It’s already starting.
“I have to get my house decorated before Aunt Rachel and Uncle Bob come for Thanksgiving.”
“I’m not done shopping and I ought to be. I don’t know where the time has gone.”
“I’d love to spend Christmas away from home just once. The kids are almost grown and it would be great to take them somewhere. But we’re expected to go to my Mom’s.”
The words you use create your reality…
The words you use create your reality. Yet you may still wonder why you feel so much pressure as soon as the holidays make their inevitable entrance into your reality. And yet, if you tune into what you’re saying, and how you’re saying it, hopefully you can see why you’re fantasizing about making an exit for the next few weeks and hanging out in Bora Bora. You can pummel yourself with overly high expectations and extra responsibilities crammed into an already tight schedule. With this kind of reasoning, who would even bat an eye when you say, “I’m dreading the holidays.” Of course, you are.
It can feel overwhelming. And part of the overwhelming-ness of it is because you’re trapping yourself in what you should or must or have to do.
It doesn’t have to be that way.
The holidays happen in a context…
The holidays happen in the context of life. Maybe the context is happy. Your first grandchild was recently born. Or you’re getting married. Maybe you found out your partner is getting a well-deserved promotion. Or maybe the context is much more painful. Your spouse is having an affair. Your best friend is dying of cancer. Or you’ve got a child crashing on drugs.
Whatever sadness or disappointment exists in your life before and after the holidays doesn’t have to be shoved in a box during them, as if it doesn’t exist. Attempting to hide your real life to “celebrate” only makes it worse.
Honoring where you are in life, and where your loved ones are, is vital.
But what about ritual? I can’t not do them…
I love rituals as much as the next guy; often they emotionally reconnect you with loved ones and cherished memories. Yet for rituals to retain their fulfillment they need to be inspiring and rejuvenating.
Maybe this is the year to prioritize — to realize you have options. If these rituals are weighing you down rather than bringing you joy, perhaps it’s time to reconsider.
Both my parents died the week before Christmas in 2007, my dad on Christmas Eve Day. I’d traveled to my hometown for my mom’s funeral the past week, but had come home and in many ways, comforted myself by preparing food for the holiday meal, which we’d hosted for years. After learning of Dad’s death, my husband asked, “Do you want to go on and have people over for Christmas dinner?”
Five close friends and my in-laws were invited. Would I be able to hold it together? What would they do if I cancelled?

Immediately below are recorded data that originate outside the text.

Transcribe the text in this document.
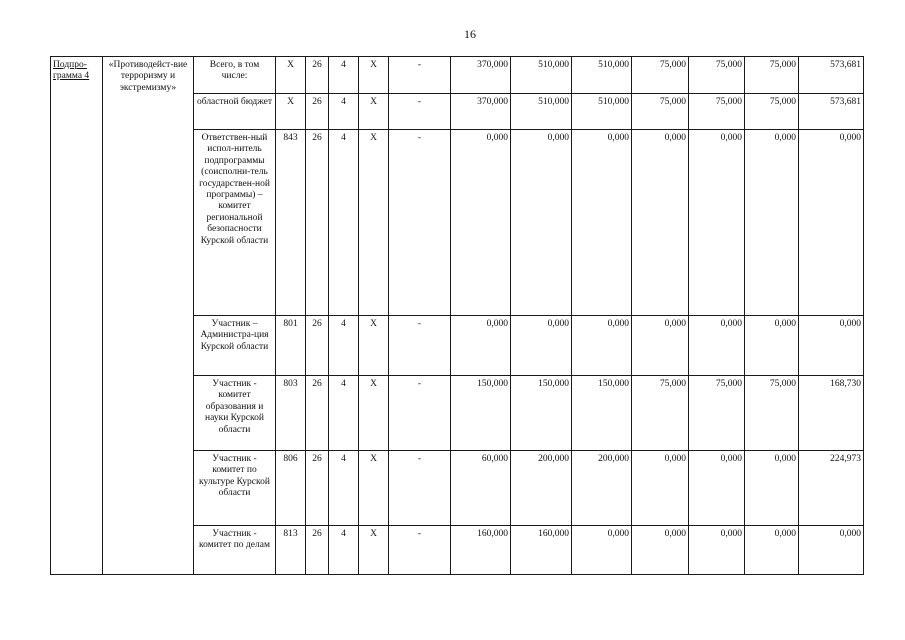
16
Подпро-грамма 4	«Противодейст-вие терроризму и экстремизму»	Всего, в том числе:	Х	26	4	Х	-	370,000	510,000	510,000	75,000	75,000	75,000	573,681
		областной бюджет	Х	26	4	Х	-	370,000	510,000	510,000	75,000	75,000	75,000	573,681
		Ответствен-ный испол-нитель подпрограммы (соисполни-тель государствен-ной программы) – комитет региональной безопасности Курской области	843	26	4	Х	-	0,000	0,000	0,000	0,000	0,000	0,000	0,000
		Участник – Администра-ция Курской области	801	26	4	Х	-	0,000	0,000	0,000	0,000	0,000	0,000	0,000
		Участник - комитет образования и науки Курской области	803	26	4	Х	-	150,000	150,000	150,000	75,000	75,000	75,000	168,730
		Участник - комитет по культуре Курской области	806	26	4	Х	-	60,000	200,000	200,000	0,000	0,000	0,000	224,973
		Участник - комитет по делам	813	26	4	Х	-	160,000	160,000	0,000	0,000	0,000	0,000	0,000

I let myself consider the option. That was huge. I’m a pretty responsible type, and calling it off wouldn’t be the norm. But this time, I realized I needed to consider myself. And that consideration — giving myself the option — felt like I gave myself a gift. Literally.
I could decide that grief outweighed the ritual. I didn’t have to do anything.
After a few minutes of allowing myself to look at the options, I knew what was most important to me. I knew I would feel connected to my parents through ritual. It would bring me joy. I might have to excuse myself if it was too much. But that would be okay.
So on that Christmas day, my prediction came true. Rituals soothed me. I choked back tears as I said the same prayer my dad always said. I lovingly used the goblets that graced my mother’s table, swallowing a bit of sorrow with each sip.
You can’t relish a ritual if you’re enslaved by it…
You can decide now which, if any, rituals are important for you to continue this year. Are there new ones you’d like to establish? Is it time to let go of others? Give yourself permission to have options.
So much of what we create during the holidays is for others – our children, our parents, our friends — and that is admirable. But if you dread going through another holiday season, burdened by the shoulds, the musts and the have-tos, they will strip you of whatever the holidays can mean to you, given the context those days are falling within.
Honor your family. Honor the rituals. Let them soothe whatever pain you have. Let them bring you and yours comfort and delight.
But also….honor yourself. Honor the context.